Soon after, she had a collaborative exhibit, Reconcile/Overcome, at the Ottawa Art Gallery. It consisted of a handwoven sculptural textile piece and written work reflecting on the consequences of the transatlantic slave trade and labour of enslaved Black people on the foundation of Canada and the United States. Her written work from the exhibit includes this excerpt: “Made by my Black hands in celebration of Black spiritual resilience in all corners of the world. Not all our struggles are alike yet we are gold. We are nuanced and yet are gold. We are resilient and we are gold.”

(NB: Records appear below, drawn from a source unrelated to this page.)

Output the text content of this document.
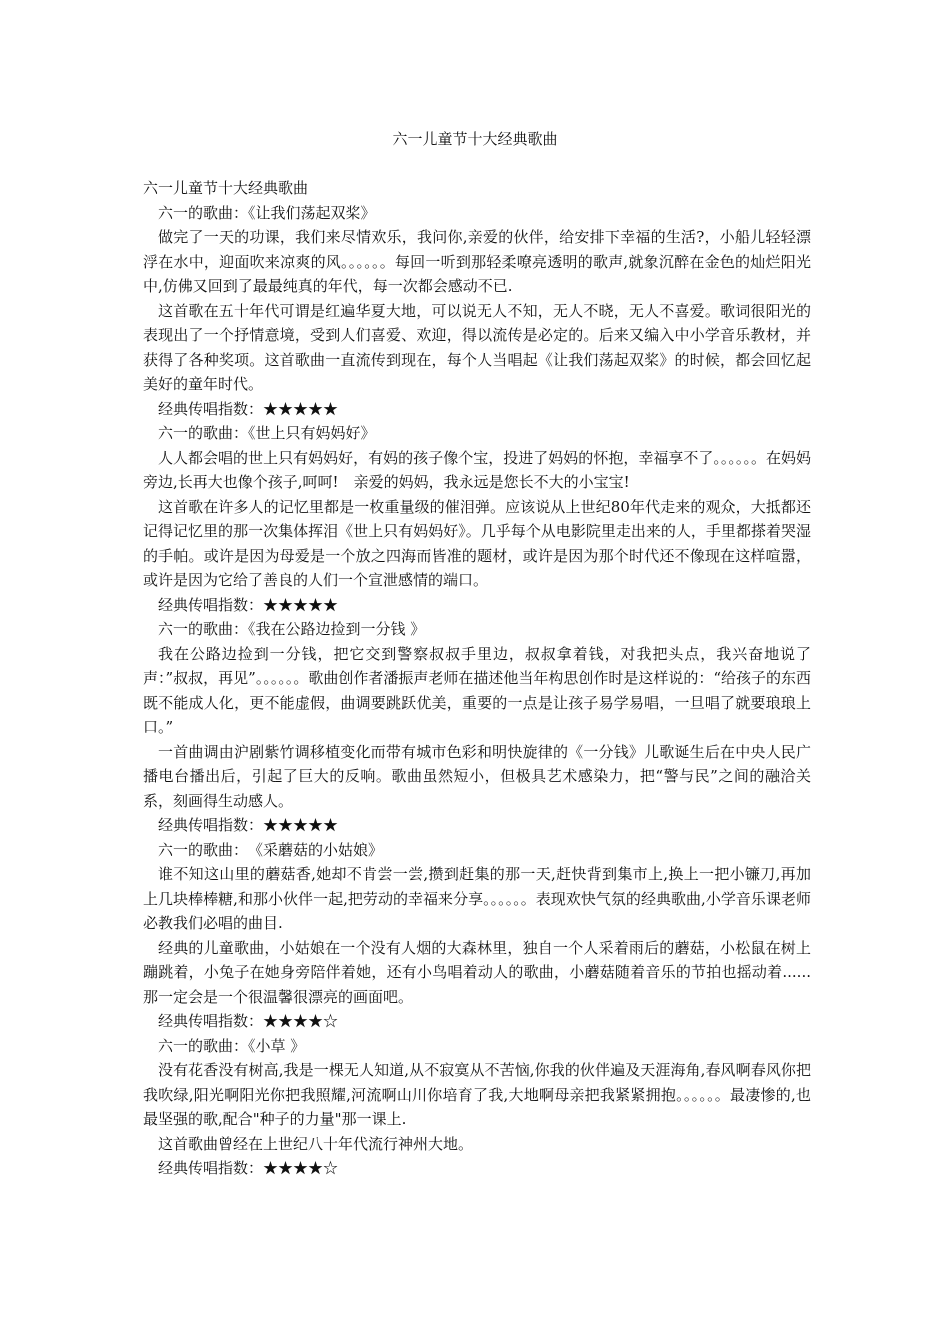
六一儿童节十大经典歌曲

六一儿童节十大经典歌曲

六一的歌曲：《让我们荡起双桨》

做完了一天的功课，我们来尽情欢乐，我问你,亲爱的伙伴，给安排下幸福的生活?，小船儿轻轻漂浮在水中，迎面吹来凉爽的风。。。。。。每回一听到那轻柔嘹亮透明的歌声,就象沉醉在金色的灿烂阳光中,仿佛又回到了最最纯真的年代，每一次都会感动不已.

这首歌在五十年代可谓是红遍华夏大地，可以说无人不知，无人不晓，无人不喜爱。歌词很阳光的表现出了一个抒情意境，受到人们喜爱、欢迎，得以流传是必定的。后来又编入中小学音乐教材，并获得了各种奖项。这首歌曲一直流传到现在，每个人当唱起《让我们荡起双桨》的时候，都会回忆起美好的童年时代。

经典传唱指数：★★★★★

六一的歌曲：《世上只有妈妈好》

人人都会唱的世上只有妈妈好，有妈的孩子像个宝，投进了妈妈的怀抱，幸福享不了。。。。。。在妈妈旁边,长再大也像个孩子,呵呵!　亲爱的妈妈，我永远是您长不大的小宝宝!

这首歌在许多人的记忆里都是一枚重量级的催泪弹。应该说从上世纪80年代走来的观众，大抵都还记得记忆里的那一次集体挥泪《世上只有妈妈好》。几乎每个从电影院里走出来的人，手里都搽着哭湿的手帕。或许是因为母爱是一个放之四海而皆准的题材，或许是因为那个时代还不像现在这样喧嚣，或许是因为它给了善良的人们一个宣泄感情的端口。

经典传唱指数：★★★★★

六一的歌曲：《我在公路边捡到一分钱 》

我在公路边捡到一分钱，把它交到警察叔叔手里边，叔叔拿着钱，对我把头点，我兴奋地说了声：”叔叔，再见”。。。。。。歌曲创作者潘振声老师在描述他当年构思创作时是这样说的：“给孩子的东西既不能成人化，更不能虚假，曲调要跳跃优美，重要的一点是让孩子易学易唱，一旦唱了就要琅琅上口。”

一首曲调由沪剧紫竹调移植变化而带有城市色彩和明快旋律的《一分钱》儿歌诞生后在中央人民广播电台播出后，引起了巨大的反响。歌曲虽然短小，但极具艺术感染力，把“警与民”之间的融洽关系，刻画得生动感人。

经典传唱指数：★★★★★

六一的歌曲：　《采蘑菇的小姑娘》

谁不知这山里的蘑菇香,她却不肯尝一尝,攒到赶集的那一天,赶快背到集市上,换上一把小镰刀,再加上几块棒棒糖,和那小伙伴一起,把劳动的幸福来分享。。。。。。表现欢快气氛的经典歌曲,小学音乐课老师必教我们必唱的曲目.

经典的儿童歌曲，小姑娘在一个没有人烟的大森林里，独自一个人采着雨后的蘑菇，小松鼠在树上蹦跳着，小兔子在她身旁陪伴着她，还有小鸟唱着动人的歌曲，小蘑菇随着音乐的节拍也摇动着......那一定会是一个很温馨很漂亮的画面吧。

经典传唱指数：★★★★☆

六一的歌曲：《小草 》

没有花香没有树高,我是一棵无人知道,从不寂寞从不苦恼,你我的伙伴遍及天涯海角,春风啊春风你把我吹绿,阳光啊阳光你把我照耀,河流啊山川你培育了我,大地啊母亲把我紧紧拥抱。。。。。。最凄惨的,也最坚强的歌,配合"种子的力量"那一课上.

这首歌曲曾经在上世纪八十年代流行神州大地。

经典传唱指数：★★★★☆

In reflecting on the intersections of Blackness, fashion, beauty, and culture, Ishaq understands that Blackness and popular material culture are also deeply entwined. “I believe this includes Afro-diasporic cultural production as well. I really believe that materiality is political and omnipresent.” Black culture, she says, “is celebrated yet the people who create it are oftentimes disregarded, treated as disposable, only celebrated when they are dead or in moments like this where the world has to recognize the deep systemic patterns at play. There are so many case studies of appropriation that intersect Blackness, fashion, and beauty.”

In its variety of mediums, Ishaq’s practice seeks to centre Blackness and move closer toward creative sovereignty, despite continued appropriation of Black art and culture. “Ultimately, the more we are able to lean into our own creative sovereignty, the more authentic our creations can be. That sovereignty can look like not fighting for ‘a seat at the table,’ detaching ourselves from Eurocentric symbols of success but really doing things for us and by us.”